I worried about this one for a long time, and looking back I feel a little bit silly about that. My mother is a Type 1 insulin dependent diabetic. I grew up where insulin, needles, and crazy blood sugar levels were just a part of daily life, and it didn’t scar me at all. Yes, I could come home and find my mom had low blood sugar levels and I would need to make sure she got some sugar in her, but it wasn’t a big deal to me because it was just life. In the long run it taught me that my mom is an amazing women who has overcome incredible odds to live a wonderful life. So why would my kids be any different? Yes, I can’t meet their every whim and yes they do miss out on things because I don’t have enough energy, but they have a mom who loves and cares for them.
2. Illness teaches compassion
On occasions, my children have seen my suffering. I think it has taught them to look outside themselves and think about the people around them. My six year old has a teacher that has had reoccurring kidney stones. He has been concerned about her and her health because he’s seen me with my kidney stones and knows how horrible it is. He’s generally a fairly clueless kid, but when it comes to other people’s health he pays attention and is sensitive to the situation. I don’t think that sensitivity is something that came naturally to him, I think he learned it through seeing some of my struggles.
3. There are other ways to show my kids love besides taking them places
I do feel guilt that I can’t take my kids to as many events as I would like. Sometimes I skip showing up at the school party, and sometimes we have a weekend where we don’t go anywhere. If we do go somewhere that involves a lot of walking I sometimes have to take a rest, which can take away some of their fun. However, at the end of the day are my kids going to remember that they went to the zoo on March 23rd, 2016 or are they going to remember that their mom loves them? I think that they’ll remember how much I love them. Even if we can’t always go out and do something exciting, I can spend time with them at home.
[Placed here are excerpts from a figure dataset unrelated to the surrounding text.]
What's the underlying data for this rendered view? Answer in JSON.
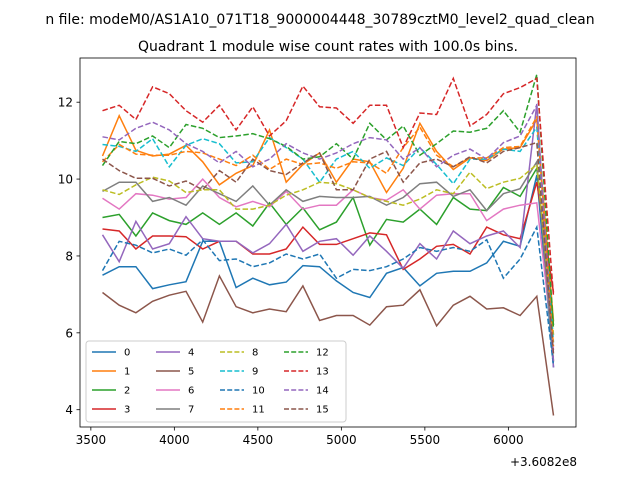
{
  "chart_data": {
    "type": "line",
    "suptitle": "n file: modeM0/AS1A10_071T18_9000004448_30789cztM0_level2_quad_clean",
    "title": "Quadrant 1 module wise count rates with 100.0s bins.",
    "xlabel": "",
    "ylabel": "",
    "x_offset_label": "+3.6082e8",
    "xlim": [
      3435,
      6405
    ],
    "ylim": [
      3.55,
      13.15
    ],
    "xticks": [
      3500,
      4000,
      4500,
      5000,
      5500,
      6000
    ],
    "yticks": [
      4,
      6,
      8,
      10,
      12
    ],
    "grid": false,
    "legend_position": "lower-left",
    "x": [
      3570,
      3670,
      3770,
      3870,
      3970,
      4070,
      4170,
      4270,
      4370,
      4470,
      4570,
      4670,
      4770,
      4870,
      4970,
      5070,
      5170,
      5270,
      5370,
      5470,
      5570,
      5670,
      5770,
      5870,
      5970,
      6070,
      6170,
      6270
    ],
    "series": [
      {
        "name": "0",
        "style": "solid",
        "values": [
          7.5,
          7.72,
          7.72,
          7.15,
          7.25,
          7.33,
          8.38,
          8.38,
          7.18,
          7.42,
          7.25,
          7.32,
          7.75,
          7.72,
          7.35,
          7.05,
          6.92,
          7.55,
          7.7,
          7.22,
          7.55,
          7.6,
          7.6,
          7.82,
          8.38,
          8.25,
          10.1,
          5.1
        ]
      },
      {
        "name": "1",
        "style": "solid",
        "values": [
          10.6,
          11.65,
          10.75,
          10.6,
          10.65,
          10.88,
          10.45,
          9.85,
          10.15,
          10.35,
          11.28,
          9.92,
          10.38,
          10.68,
          9.92,
          10.52,
          10.45,
          9.65,
          10.28,
          11.45,
          10.72,
          10.25,
          10.55,
          10.48,
          10.78,
          10.82,
          11.55,
          6.3
        ]
      },
      {
        "name": "2",
        "style": "solid",
        "values": [
          9.0,
          9.08,
          8.52,
          9.12,
          8.92,
          8.82,
          9.12,
          8.82,
          9.12,
          8.78,
          9.38,
          8.82,
          9.25,
          8.68,
          8.88,
          9.52,
          8.28,
          8.95,
          8.88,
          9.22,
          8.82,
          9.52,
          9.22,
          9.18,
          9.78,
          9.55,
          10.28,
          6.2
        ]
      },
      {
        "name": "3",
        "style": "solid",
        "values": [
          8.7,
          8.65,
          8.18,
          8.52,
          8.52,
          8.5,
          8.18,
          8.38,
          8.38,
          8.05,
          8.05,
          8.18,
          8.75,
          8.3,
          8.3,
          8.45,
          8.6,
          8.55,
          7.65,
          7.92,
          8.25,
          8.3,
          8.05,
          8.75,
          8.55,
          8.45,
          9.92,
          7.05
        ]
      },
      {
        "name": "4",
        "style": "solid",
        "values": [
          8.55,
          7.85,
          8.9,
          8.18,
          8.32,
          9.02,
          8.45,
          8.38,
          8.38,
          8.08,
          8.32,
          8.82,
          8.12,
          8.38,
          8.45,
          8.02,
          8.52,
          8.12,
          7.68,
          8.32,
          7.92,
          8.65,
          8.32,
          8.52,
          8.65,
          8.22,
          11.95,
          5.1
        ]
      },
      {
        "name": "5",
        "style": "solid",
        "values": [
          7.05,
          6.72,
          6.52,
          6.82,
          6.98,
          7.08,
          6.28,
          7.48,
          6.68,
          6.52,
          6.62,
          6.55,
          7.22,
          6.32,
          6.45,
          6.45,
          6.2,
          6.68,
          6.72,
          7.12,
          6.18,
          6.72,
          6.95,
          6.62,
          6.65,
          6.45,
          6.95,
          3.85
        ]
      },
      {
        "name": "6",
        "style": "solid",
        "values": [
          9.5,
          9.22,
          9.62,
          9.58,
          9.48,
          9.52,
          10.0,
          9.52,
          9.28,
          9.42,
          9.28,
          9.68,
          9.22,
          9.32,
          9.32,
          9.72,
          9.52,
          9.45,
          9.72,
          9.22,
          9.58,
          9.62,
          9.62,
          8.92,
          9.22,
          9.32,
          9.38,
          5.55
        ]
      },
      {
        "name": "7",
        "style": "solid",
        "values": [
          9.68,
          9.92,
          9.92,
          9.42,
          9.52,
          9.32,
          9.82,
          9.62,
          9.42,
          9.82,
          9.32,
          9.72,
          9.42,
          9.55,
          9.52,
          9.52,
          9.55,
          9.32,
          9.52,
          9.88,
          9.92,
          9.55,
          9.72,
          9.18,
          9.62,
          9.75,
          10.45,
          5.25
        ]
      },
      {
        "name": "8",
        "style": "dashed",
        "values": [
          9.72,
          9.6,
          9.85,
          10.05,
          9.95,
          9.65,
          9.72,
          9.72,
          9.22,
          9.22,
          9.32,
          9.58,
          9.72,
          9.92,
          9.88,
          9.72,
          9.52,
          9.42,
          9.32,
          9.48,
          9.72,
          9.62,
          10.18,
          9.75,
          9.92,
          10.02,
          10.38,
          5.95
        ]
      },
      {
        "name": "9",
        "style": "dashed",
        "values": [
          10.9,
          10.85,
          10.72,
          11.05,
          10.32,
          10.88,
          11.05,
          10.92,
          10.42,
          10.45,
          11.08,
          10.82,
          10.52,
          9.92,
          10.52,
          10.72,
          10.28,
          10.55,
          10.35,
          10.82,
          10.38,
          9.88,
          10.52,
          10.52,
          10.78,
          10.72,
          11.35,
          5.75
        ]
      },
      {
        "name": "10",
        "style": "dashed",
        "values": [
          7.62,
          8.38,
          8.28,
          8.08,
          8.18,
          8.02,
          8.42,
          7.88,
          7.92,
          7.72,
          7.82,
          8.05,
          7.92,
          8.05,
          7.42,
          7.65,
          7.62,
          7.72,
          7.92,
          8.22,
          8.12,
          8.22,
          8.12,
          8.42,
          7.42,
          7.92,
          8.75,
          5.15
        ]
      },
      {
        "name": "11",
        "style": "dashed",
        "values": [
          10.45,
          10.9,
          10.65,
          10.62,
          10.62,
          10.72,
          10.68,
          10.52,
          10.35,
          10.62,
          10.25,
          10.52,
          10.38,
          10.42,
          10.28,
          10.45,
          10.42,
          10.15,
          10.82,
          11.35,
          10.62,
          10.32,
          10.55,
          10.55,
          10.82,
          10.85,
          11.62,
          5.65
        ]
      },
      {
        "name": "12",
        "style": "dashed",
        "values": [
          10.35,
          10.98,
          10.92,
          11.12,
          10.82,
          11.42,
          11.32,
          11.08,
          11.12,
          11.18,
          11.05,
          10.85,
          10.52,
          10.58,
          10.92,
          10.52,
          11.45,
          11.02,
          11.38,
          10.62,
          10.92,
          11.25,
          11.22,
          11.32,
          11.78,
          11.22,
          12.72,
          6.1
        ]
      },
      {
        "name": "13",
        "style": "dashed",
        "values": [
          11.78,
          11.92,
          11.55,
          12.4,
          12.22,
          11.78,
          11.48,
          11.92,
          11.28,
          11.88,
          11.12,
          11.52,
          12.42,
          11.88,
          11.85,
          11.45,
          11.92,
          11.92,
          10.82,
          11.72,
          11.68,
          12.62,
          11.38,
          11.68,
          12.22,
          12.38,
          12.62,
          6.95
        ]
      },
      {
        "name": "14",
        "style": "dashed",
        "values": [
          11.1,
          11.02,
          11.32,
          11.48,
          11.28,
          10.92,
          10.72,
          10.42,
          10.72,
          10.32,
          10.52,
          10.92,
          10.68,
          10.52,
          10.68,
          10.92,
          11.08,
          11.02,
          10.52,
          10.82,
          10.32,
          10.62,
          10.78,
          10.52,
          10.95,
          11.12,
          11.92,
          5.25
        ]
      },
      {
        "name": "15",
        "style": "dashed",
        "values": [
          10.52,
          10.22,
          10.02,
          10.02,
          9.82,
          9.95,
          9.72,
          10.22,
          9.92,
          10.52,
          10.22,
          10.12,
          10.42,
          10.68,
          9.72,
          9.72,
          10.52,
          10.72,
          9.92,
          10.42,
          10.52,
          10.32,
          10.58,
          10.42,
          10.72,
          10.82,
          10.95,
          5.45
        ]
      }
    ]
  },
  "colors": [
    "#1f77b4",
    "#ff7f0e",
    "#2ca02c",
    "#d62728",
    "#9467bd",
    "#8c564b",
    "#e377c2",
    "#7f7f7f",
    "#bcbd22",
    "#17becf",
    "#1f77b4",
    "#ff7f0e",
    "#2ca02c",
    "#d62728",
    "#9467bd",
    "#8c564b"
  ]
}
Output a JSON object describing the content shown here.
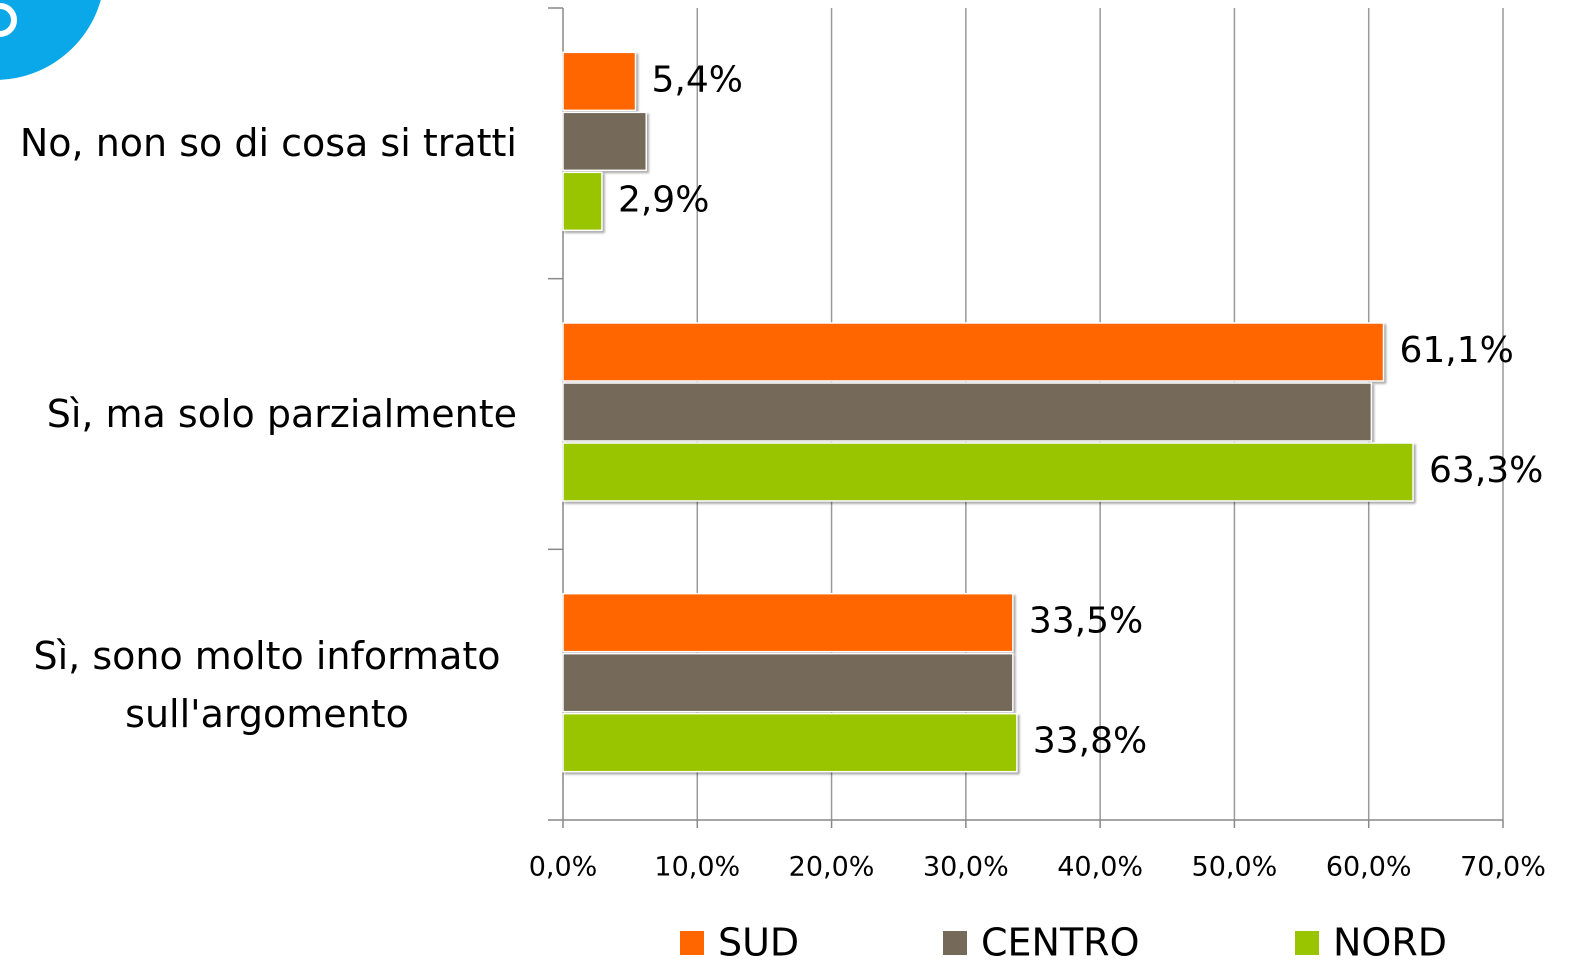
{
  "chart_data": {
    "type": "barh",
    "categories": [
      "No, non so di cosa si tratti",
      "Sì, ma solo parzialmente",
      "Sì, sono molto informato sull'argomento"
    ],
    "series": [
      {
        "name": "SUD",
        "color": "#ff6600",
        "values": [
          5.4,
          61.1,
          33.5
        ],
        "value_labels": [
          "5,4%",
          "61,1%",
          "33,5%"
        ]
      },
      {
        "name": "CENTRO",
        "color": "#75695a",
        "values": [
          6.2,
          60.2,
          33.5
        ]
      },
      {
        "name": "NORD",
        "color": "#99c400",
        "values": [
          2.9,
          63.3,
          33.8
        ],
        "value_labels": [
          "2,9%",
          "63,3%",
          "33,8%"
        ]
      }
    ],
    "xlim": [
      0,
      70
    ],
    "xticks": [
      {
        "value": 0,
        "label": "0,0%"
      },
      {
        "value": 10,
        "label": "10,0%"
      },
      {
        "value": 20,
        "label": "20,0%"
      },
      {
        "value": 30,
        "label": "30,0%"
      },
      {
        "value": 40,
        "label": "40,0%"
      },
      {
        "value": 50,
        "label": "50,0%"
      },
      {
        "value": 60,
        "label": "60,0%"
      },
      {
        "value": 70,
        "label": "70,0%"
      }
    ],
    "grid": true,
    "legend": "bottom"
  }
}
I spend a lot of time helping my son read, I play board games with both kids, we do crafts, I can lay in the hammock while they play in the backyard, or we can watch TV together. There are a million ways to show love that don’t involve using all my energy. Additionally, when I do throw caution to the wind to do something for my kids (like I am this weekend with my son’s birthday party) they will know that they are a priority in my life.
Modern parenting has turned into a competition in proving the how awesome of a pinterest parent we are. The reality of it is that even if I wasn’t sick I would still be a terrible pinterest parent because I just suck at that stuff. That suckiness has nothing to do with my illness, and honestly it doesn’t have that much to do with whether or not I’m a good parent. At the end of the day my kids know that I love them and that I want to spend my time with them, healthy or not.